Standort Deutschland

Warum Deutschland Investoren abschreckt

Unternehmen stellen dem Standort Deutschland schlechte Noten aus. Die USA waren zuletzt deutlich attraktiver

von Michael Stark

· Lesezeit 3 Minuten.
Leere Produktionshallen und trübe Aussichten: Das Investitionsklima in Deutschland kühlt sich merklich ab. Foto: Animaflora PicsStock – stock.adobe.com

München. Deutschland will grüner und digitaler werden. Der Umbau und die Modernisierung der Volkswirtschaft, vor allem ihrer industriellen Basis, ist allerdings ein riesiger Kraftakt. Damit er gelingt, müssen sehr viele Akteure sehr viel Geld in die Hand nehmen. Doch gerade daran hapert es derzeit, trotz einzelner positiver Schlagzeilen: Das Land insgesamt hat ein Investitionsproblem.

Auch die Unternehmen, die für mehr als die Hälfte aller Investitionen in Deutschland verantwortlich sind, halten sich merklich zurück. Laut dem Münchner Wirtschaftsforschungsinstitut Ifo hat sich die Investitionstätigkeit der Firmen zuletzt deutlich eingetrübt. „Auch für das laufende Jahr deuten die Investitionspläne der Unternehmen nicht auf ein Anziehen der Investitionsdynamik“, heißt es in einer aktuellen Ifo-Studie.

Die Verlagerung von Arbeitsplätzen wird wieder Thema

Hintergrund: Der Standort schreckt leider viele Investoren ab. Deutsche Unternehmen etwa stellen ihm im Schnitt nur noch die Schulnote vier aus: „ausreichend“. Jede fünfte Firma vergibt ein „Mangelhaft“, fast jede zehnte gar ein „Ungenügend“ – so das ernüchternde Ergebnis einer Ifo-Befragung im Auftrag der Stiftung Familienunternehmen. Jeweils rund drei Viertel der befragten Unternehmen nennen die steuerlichen Bedingungen, Arbeitskosten, fehlende Fachkräfte und teure Energie als Hemmnisse. Am schlimmsten aber ist die Bürokratie: An der stören sich neun von zehn Firmen! Bedenklich außerdem: Von den Firmen, die aktuell im Ausland investieren wollen, plant mittlerweile jede dritte auch die Verlagerung von Arbeitsplätzen aus Deutschland. Zum Vergleich: Bei einer ähnlichen Ifo-Befragung im Jahr 2017 hatten dies noch 96  Prozent der Unternehmen ausgeschlossen.

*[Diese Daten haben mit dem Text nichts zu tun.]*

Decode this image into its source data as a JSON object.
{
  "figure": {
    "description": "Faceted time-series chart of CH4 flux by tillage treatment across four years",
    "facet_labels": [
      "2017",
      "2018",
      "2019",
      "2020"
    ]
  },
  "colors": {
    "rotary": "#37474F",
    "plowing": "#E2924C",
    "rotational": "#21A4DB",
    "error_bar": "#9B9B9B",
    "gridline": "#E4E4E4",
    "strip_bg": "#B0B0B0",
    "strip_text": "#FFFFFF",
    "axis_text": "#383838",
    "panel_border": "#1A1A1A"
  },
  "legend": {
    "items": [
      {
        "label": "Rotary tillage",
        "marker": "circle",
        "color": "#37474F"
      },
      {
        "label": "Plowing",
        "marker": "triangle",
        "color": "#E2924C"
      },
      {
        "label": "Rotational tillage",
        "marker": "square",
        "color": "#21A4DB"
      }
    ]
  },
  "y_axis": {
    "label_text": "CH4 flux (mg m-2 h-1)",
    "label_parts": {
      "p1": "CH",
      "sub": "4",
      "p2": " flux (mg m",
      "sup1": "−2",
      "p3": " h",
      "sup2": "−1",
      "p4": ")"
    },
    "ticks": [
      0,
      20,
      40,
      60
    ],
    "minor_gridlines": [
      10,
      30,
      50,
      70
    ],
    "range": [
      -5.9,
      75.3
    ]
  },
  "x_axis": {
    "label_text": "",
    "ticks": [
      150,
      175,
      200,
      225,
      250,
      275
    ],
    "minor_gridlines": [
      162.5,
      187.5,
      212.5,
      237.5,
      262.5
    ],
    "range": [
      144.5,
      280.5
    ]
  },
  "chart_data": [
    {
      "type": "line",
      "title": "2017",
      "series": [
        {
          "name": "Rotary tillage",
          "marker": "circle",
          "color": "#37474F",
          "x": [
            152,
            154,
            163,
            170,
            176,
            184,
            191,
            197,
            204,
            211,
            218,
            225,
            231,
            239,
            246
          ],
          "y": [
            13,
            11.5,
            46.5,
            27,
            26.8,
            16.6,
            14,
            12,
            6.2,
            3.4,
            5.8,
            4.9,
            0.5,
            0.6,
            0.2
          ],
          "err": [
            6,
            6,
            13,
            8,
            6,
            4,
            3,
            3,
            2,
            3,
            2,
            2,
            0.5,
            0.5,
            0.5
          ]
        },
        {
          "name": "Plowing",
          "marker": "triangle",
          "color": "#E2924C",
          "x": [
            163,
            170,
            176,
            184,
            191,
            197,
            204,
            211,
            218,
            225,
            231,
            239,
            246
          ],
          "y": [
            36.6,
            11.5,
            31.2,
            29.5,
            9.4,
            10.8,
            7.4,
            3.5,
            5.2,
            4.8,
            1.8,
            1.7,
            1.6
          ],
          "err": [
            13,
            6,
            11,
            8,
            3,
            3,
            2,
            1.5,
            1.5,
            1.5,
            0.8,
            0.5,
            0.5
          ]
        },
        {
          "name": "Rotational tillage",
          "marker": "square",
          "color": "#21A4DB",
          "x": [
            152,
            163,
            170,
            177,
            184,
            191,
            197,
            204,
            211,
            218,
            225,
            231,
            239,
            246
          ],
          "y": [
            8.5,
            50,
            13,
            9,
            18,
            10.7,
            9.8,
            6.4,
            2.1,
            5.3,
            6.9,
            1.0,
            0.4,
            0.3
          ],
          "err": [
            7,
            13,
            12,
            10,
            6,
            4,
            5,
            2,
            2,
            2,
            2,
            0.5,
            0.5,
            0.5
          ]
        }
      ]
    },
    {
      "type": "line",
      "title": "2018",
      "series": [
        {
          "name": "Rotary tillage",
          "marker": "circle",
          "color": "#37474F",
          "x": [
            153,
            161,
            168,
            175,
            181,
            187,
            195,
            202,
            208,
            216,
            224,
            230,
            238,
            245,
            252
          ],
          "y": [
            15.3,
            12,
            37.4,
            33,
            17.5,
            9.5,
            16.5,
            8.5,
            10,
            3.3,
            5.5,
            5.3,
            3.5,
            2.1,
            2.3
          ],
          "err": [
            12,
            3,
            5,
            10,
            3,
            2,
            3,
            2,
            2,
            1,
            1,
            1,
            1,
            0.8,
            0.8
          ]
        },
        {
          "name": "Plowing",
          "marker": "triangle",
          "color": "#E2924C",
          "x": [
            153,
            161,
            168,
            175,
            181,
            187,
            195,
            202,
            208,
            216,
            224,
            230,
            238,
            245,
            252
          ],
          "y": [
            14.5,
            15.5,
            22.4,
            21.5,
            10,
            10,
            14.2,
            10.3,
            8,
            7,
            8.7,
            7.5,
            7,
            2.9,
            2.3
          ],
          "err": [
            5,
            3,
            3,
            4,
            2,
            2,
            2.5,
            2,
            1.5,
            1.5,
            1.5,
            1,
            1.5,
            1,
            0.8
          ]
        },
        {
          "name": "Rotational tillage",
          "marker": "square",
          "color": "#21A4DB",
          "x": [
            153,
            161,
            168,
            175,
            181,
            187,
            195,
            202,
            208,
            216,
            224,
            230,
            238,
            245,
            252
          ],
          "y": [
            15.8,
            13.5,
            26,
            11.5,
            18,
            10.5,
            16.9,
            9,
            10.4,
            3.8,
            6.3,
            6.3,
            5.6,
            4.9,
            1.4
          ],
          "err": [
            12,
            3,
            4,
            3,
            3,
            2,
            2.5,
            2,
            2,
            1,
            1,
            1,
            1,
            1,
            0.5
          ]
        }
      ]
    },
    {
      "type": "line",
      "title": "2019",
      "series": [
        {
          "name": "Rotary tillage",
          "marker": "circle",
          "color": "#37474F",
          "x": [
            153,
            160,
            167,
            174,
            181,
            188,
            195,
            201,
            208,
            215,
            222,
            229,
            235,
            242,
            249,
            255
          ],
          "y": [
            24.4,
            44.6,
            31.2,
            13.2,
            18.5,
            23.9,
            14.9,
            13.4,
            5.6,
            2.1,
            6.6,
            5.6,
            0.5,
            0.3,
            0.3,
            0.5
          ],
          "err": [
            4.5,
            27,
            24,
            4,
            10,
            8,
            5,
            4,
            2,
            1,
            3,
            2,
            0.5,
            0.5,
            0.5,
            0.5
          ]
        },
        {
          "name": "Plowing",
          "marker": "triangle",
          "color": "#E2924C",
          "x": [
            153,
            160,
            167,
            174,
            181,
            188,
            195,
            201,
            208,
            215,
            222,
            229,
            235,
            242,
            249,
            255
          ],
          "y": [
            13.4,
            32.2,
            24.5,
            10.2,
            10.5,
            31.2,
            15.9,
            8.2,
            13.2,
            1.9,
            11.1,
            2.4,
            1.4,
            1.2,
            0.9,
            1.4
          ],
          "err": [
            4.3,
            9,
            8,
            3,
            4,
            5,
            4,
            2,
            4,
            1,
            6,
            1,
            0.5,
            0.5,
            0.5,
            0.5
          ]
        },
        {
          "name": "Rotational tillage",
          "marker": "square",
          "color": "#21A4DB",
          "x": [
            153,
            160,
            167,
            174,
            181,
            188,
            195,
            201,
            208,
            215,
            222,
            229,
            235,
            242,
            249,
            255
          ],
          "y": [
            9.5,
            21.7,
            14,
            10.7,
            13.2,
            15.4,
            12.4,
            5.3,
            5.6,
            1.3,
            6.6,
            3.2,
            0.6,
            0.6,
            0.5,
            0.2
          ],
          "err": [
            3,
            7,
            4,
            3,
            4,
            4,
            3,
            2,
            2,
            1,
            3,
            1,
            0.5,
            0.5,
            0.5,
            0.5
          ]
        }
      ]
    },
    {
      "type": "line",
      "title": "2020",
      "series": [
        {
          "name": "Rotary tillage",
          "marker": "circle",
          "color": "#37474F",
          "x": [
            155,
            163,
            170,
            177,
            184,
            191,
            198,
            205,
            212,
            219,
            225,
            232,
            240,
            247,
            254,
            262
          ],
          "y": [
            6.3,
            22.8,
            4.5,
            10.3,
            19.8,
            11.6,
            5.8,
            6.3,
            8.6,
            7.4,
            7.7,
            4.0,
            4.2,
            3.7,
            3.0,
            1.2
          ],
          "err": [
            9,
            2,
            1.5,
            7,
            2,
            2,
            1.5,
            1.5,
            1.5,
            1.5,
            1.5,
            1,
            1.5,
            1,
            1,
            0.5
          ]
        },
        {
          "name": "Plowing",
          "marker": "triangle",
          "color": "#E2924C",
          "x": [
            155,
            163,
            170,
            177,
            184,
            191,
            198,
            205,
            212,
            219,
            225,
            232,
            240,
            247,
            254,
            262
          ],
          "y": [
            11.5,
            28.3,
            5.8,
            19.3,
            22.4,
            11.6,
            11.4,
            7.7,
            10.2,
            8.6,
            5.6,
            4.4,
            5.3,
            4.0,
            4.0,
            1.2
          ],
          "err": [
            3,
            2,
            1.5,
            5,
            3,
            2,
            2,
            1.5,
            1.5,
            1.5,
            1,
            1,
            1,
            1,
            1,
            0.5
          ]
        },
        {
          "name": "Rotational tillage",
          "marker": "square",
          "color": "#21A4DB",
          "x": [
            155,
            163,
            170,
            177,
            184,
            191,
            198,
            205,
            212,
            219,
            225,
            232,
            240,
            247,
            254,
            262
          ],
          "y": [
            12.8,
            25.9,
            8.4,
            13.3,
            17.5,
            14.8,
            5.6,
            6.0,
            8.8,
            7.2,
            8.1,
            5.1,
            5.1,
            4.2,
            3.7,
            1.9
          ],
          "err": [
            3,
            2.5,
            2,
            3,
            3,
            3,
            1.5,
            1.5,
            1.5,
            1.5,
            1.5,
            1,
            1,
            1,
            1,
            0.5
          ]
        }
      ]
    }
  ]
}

Wie dramatisch sich die globale Tektonik beim Thema Investitionen in knapp zwei Jahrzehnten verschoben hat, das zeigt eine neue Studie des Verbands Forschender Arzneimittelhersteller (vfa). Sie vergleicht die Investitionstätigkeit in der EU, den USA und in China seit 2005. Diese drei Wirtschaftsräume stehen zusammen für rund 60  Prozent der globalen Wirtschaftsleistung. Und da sieht man: Der Anteil Deutschlands an sämtlichen Investitionen in diesen drei Wirtschaftsräumen ist von 2005 bis 2022 deutlich gesunken.

                               

Großer Gewinner ist China

Das zeigt etwa ein Blick auf die Ausrüstungsinvestitionen (zum Beispiel in Maschinen und Anlagen) und die sonstigen Investitionen (etwa in Forschung und Software): Zusammengerechnet fiel Deutschlands Anteil hier von 9,5 auf 5,6  Prozent. Auch die übrigen EU-Länder mussten deutlich Federn lassen. Die USA verloren weniger – und erlebten vor allem zuletzt eine starke Dynamik, auch dank staatlicher Förderung etwa durch den „Inflation Reduction Act“. Der große Gewinner, wenn auch zuletzt mit Problemen: China.

Während die USA insbesondere mit Investitionen in ihren traditionell starken Sektoren IT und Finanzen Akzente setzen, konnte Deutschland nirgendwo so richtig glänzen. „Selbst die deutsche Industrie – eine klassische Stärke des hiesigen Standorts – verliert an Boden“, heißt es in der vfa-Studie. Deren traurige Bilanz: „Alles in allem haben Deutschland und Europa erheblich an Wettbewerbsfähigkeit eingebüßt.“ Und das ist gerade für Deutschland ein klares Warnsignal: Denn Investitionen gelten als wichtiger Gradmesser für die Qualität und Attraktivität eines Standorts. Sie beeinflussen das Produktionspotenzial – und damit letztendlich nicht weniger als den zukünftigen Wohlstand einer Volkswirtschaft.